17cm Variante

FILM "LANDRAUB"

Im Rahmen der Umsetzung der Gegenstände Biologie und Umweltkunde, Geschichte und Politische Bildung sowie Geografie und Wirtschaftskunde empfiehlt das Bundesministerium für Bildung und Frauen den Besuch der Veranstaltung für Schüler und Schülerinnen ab der 8. Schulstufe.

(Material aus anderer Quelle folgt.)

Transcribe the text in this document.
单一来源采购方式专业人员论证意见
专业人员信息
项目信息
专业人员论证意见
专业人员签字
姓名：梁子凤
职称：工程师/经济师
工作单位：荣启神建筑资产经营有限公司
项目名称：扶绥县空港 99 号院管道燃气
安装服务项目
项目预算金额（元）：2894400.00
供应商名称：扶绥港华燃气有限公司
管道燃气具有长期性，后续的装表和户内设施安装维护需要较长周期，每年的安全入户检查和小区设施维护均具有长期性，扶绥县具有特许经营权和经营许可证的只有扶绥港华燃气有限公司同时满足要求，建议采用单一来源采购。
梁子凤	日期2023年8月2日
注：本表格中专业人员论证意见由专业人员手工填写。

Filmvorführungen für SchülerInnen: LANDRAUB, Österreich 2015, Länge: 94 Minuten
Empfehlung zum Besuch des Dokumentarfilms im Rahmen des Schulunterrichts in ausgewählten österreichischen Kinos, Geltung 2015/16

Thema:
Thema dieses österreichischen Dokumentarfilms ist das so genannte „Landgrabbing“, der Landraub an der „einfachen“ Bevölkerung bzw. an Kleinbäuerinnen und Kleinbauern weltweit.

Kontaktdaten zur Buchung:
Die Buchung von Schulvorstellungen bitte direkt über den Verleiher:
Filmladen Filmverleih
Mariahilferstraße 58/10
1070 Wien
Tel (+43 1) 523 43 62
office@filmladen.at

Weitere Informationen, Trailer und Unterrichtsmaterial finden Sie unter www.filmladen.at bzw. www.landraub.com

Im schulischen Kontext bietet der Film u.a. folgende thematische Anknüpfungspunkte: Umweltschutz, Umweltzerstörung, Ökologie, Landwirtschaft, Weltwirtschaft, Gesellschaft, Verantwortung, KonsumentInnen.

Inhalt:
Investmentfirmen und große Konzerne widmen sich seit der Finanzkrise 2008 dem so genannten „Landgrabbing“, dieser „modernen Form des Kolonialismus“, wie die Geschäftemacherei mit den immer knapper und daher auch immer wertvoller werdenden landwirtschaftlichen Nutzflächen im Film bezeichnet wird. Unter dem Vorwand, die Versorgung der Weltbevölkerung mit Nahrungsmitteln abzusichern, wird die Lebensgrundlage von uns allen zerstört, nur um die größtmöglichen Gewinne einzufahren. Der Film erzählt von großen Zusammenhängen im Bereich der weltweiten Landwirtschaft sowie von der Macht der Konzerne. Es wird veranschaulicht, welche Auswirkungen der Raubbau an den Böden mit sich bringt und welche Veränderungen der gesellschaftlichen Strukturen vor Ort sich durch die Vorgehensweise der Konzerne ergeben. Beschönigenden Darstellungen seitens der Konzern-VertreterInnen und dehnbar verwendeten Begriffen, wie etwa den „Zertifizierungen“, werden ganz offensichtlich falsch laufende Entwicklungen anhand von Zahlen und Interviews mit ExpertInnen bzw. Betroffenen gegenübergestellt. Indem Verbindungen zur Politik der EU aufgezeigt werden, ergeben sich unmittelbar Anknüpfungspunkte an unseren Alltag, wie z.B. unser Konsumverhalten. Teilweise OmU.

Jugendschutz:
Nach den Kriterien des Jugendschutzes hat die Jugendmedienkommission des BMBF den Film uneingeschränkt freigegeben und mit der Positivkennzeichnung „sehr empfehlenswert als Dokumentation ab 10 Jahren“ versehen.